Prior to implementing the ‘Conserving Marine Biodiversity Through Enhanced Marine Park Management and Inclusive Island Development’ project, which ran from 2007 to 2013, locals and foreign vessels illegally fished in Tioman’s marine protected areas (MPAs). Tourism also contributed to a variety of environmental problems, ranging from litter on local beaches to coral damage from anchoring on reefs. Further, there was limited interaction between the local communities and the Department of Marine Parks Malaysia (DMPM). As DMPM officer Che Omar explained, local communities were “caught in the middle between the need to earn an income, the restrictions and limited options to earn income from other sources.”
The project developed MPA management plans for Redang, Sibu-Tinggi and Tioman islands through a multistakeholder process that involved communities and state and national government representatives. The project also developed and implemented an enforcement manual and a coral reef bleaching response plan. Following the rehabilitation of coral reefs, marine surveys show a 13% increase in live coral cover at Redang Island.
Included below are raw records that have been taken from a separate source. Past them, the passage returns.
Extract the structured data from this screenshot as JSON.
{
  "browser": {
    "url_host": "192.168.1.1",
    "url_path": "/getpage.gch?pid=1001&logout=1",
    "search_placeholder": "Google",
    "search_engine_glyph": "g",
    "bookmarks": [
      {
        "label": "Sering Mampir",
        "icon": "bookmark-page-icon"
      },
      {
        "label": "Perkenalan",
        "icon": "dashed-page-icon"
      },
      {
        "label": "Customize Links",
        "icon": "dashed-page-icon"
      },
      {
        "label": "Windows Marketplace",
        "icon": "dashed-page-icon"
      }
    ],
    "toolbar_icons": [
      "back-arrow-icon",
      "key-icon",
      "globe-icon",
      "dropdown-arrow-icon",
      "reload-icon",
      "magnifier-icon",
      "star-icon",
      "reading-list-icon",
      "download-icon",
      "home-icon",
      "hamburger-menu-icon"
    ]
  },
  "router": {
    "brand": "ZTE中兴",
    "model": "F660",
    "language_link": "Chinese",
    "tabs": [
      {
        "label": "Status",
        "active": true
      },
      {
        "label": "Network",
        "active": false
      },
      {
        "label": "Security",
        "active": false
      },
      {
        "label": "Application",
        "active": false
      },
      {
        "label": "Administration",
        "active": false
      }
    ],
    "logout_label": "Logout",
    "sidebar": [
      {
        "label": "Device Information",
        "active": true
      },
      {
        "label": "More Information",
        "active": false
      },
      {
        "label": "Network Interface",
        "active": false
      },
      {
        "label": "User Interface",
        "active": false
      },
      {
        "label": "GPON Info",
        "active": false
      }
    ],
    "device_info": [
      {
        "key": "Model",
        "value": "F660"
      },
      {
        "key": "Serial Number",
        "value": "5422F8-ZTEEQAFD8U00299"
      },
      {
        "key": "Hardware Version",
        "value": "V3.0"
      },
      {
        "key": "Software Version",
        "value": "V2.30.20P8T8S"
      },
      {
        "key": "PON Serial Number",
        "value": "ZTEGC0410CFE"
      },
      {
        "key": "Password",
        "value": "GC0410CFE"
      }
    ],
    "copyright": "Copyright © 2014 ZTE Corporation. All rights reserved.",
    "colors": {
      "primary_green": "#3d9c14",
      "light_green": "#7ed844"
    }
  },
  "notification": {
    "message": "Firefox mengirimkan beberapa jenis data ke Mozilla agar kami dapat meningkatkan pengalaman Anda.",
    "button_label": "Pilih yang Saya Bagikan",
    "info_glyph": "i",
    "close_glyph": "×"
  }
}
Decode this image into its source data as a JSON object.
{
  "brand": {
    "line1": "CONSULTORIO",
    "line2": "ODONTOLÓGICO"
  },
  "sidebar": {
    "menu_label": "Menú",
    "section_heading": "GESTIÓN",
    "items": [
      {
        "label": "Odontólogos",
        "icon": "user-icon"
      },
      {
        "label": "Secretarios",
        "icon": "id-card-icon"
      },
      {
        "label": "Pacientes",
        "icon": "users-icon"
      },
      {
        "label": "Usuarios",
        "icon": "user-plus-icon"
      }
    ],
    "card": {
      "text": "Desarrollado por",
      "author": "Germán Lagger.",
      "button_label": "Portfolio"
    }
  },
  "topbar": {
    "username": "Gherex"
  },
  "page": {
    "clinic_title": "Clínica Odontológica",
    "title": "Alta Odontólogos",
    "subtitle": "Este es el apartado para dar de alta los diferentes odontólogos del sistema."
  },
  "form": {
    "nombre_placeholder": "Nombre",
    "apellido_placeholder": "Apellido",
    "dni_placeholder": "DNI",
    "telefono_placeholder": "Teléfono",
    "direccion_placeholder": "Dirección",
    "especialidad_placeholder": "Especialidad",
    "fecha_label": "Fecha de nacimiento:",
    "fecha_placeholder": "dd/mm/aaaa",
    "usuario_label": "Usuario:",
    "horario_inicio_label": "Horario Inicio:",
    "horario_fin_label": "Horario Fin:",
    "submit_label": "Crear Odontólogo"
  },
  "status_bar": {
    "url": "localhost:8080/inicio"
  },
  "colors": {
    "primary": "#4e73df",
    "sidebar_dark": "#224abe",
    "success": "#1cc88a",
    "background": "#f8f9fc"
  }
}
To support local livelihoods, the project trained local communities in sustainable professions, such as sustainable tourism activities, and provided them with equipment. The project also: built the capacity of 156 staff to conduct patrols and arrest illegal fishers; established regular coral reef clean ups; raised awareness on marine park rules among businesses, communities and tourists; and worked to eliminate Crown of Thorns, a starfish that destroys coral.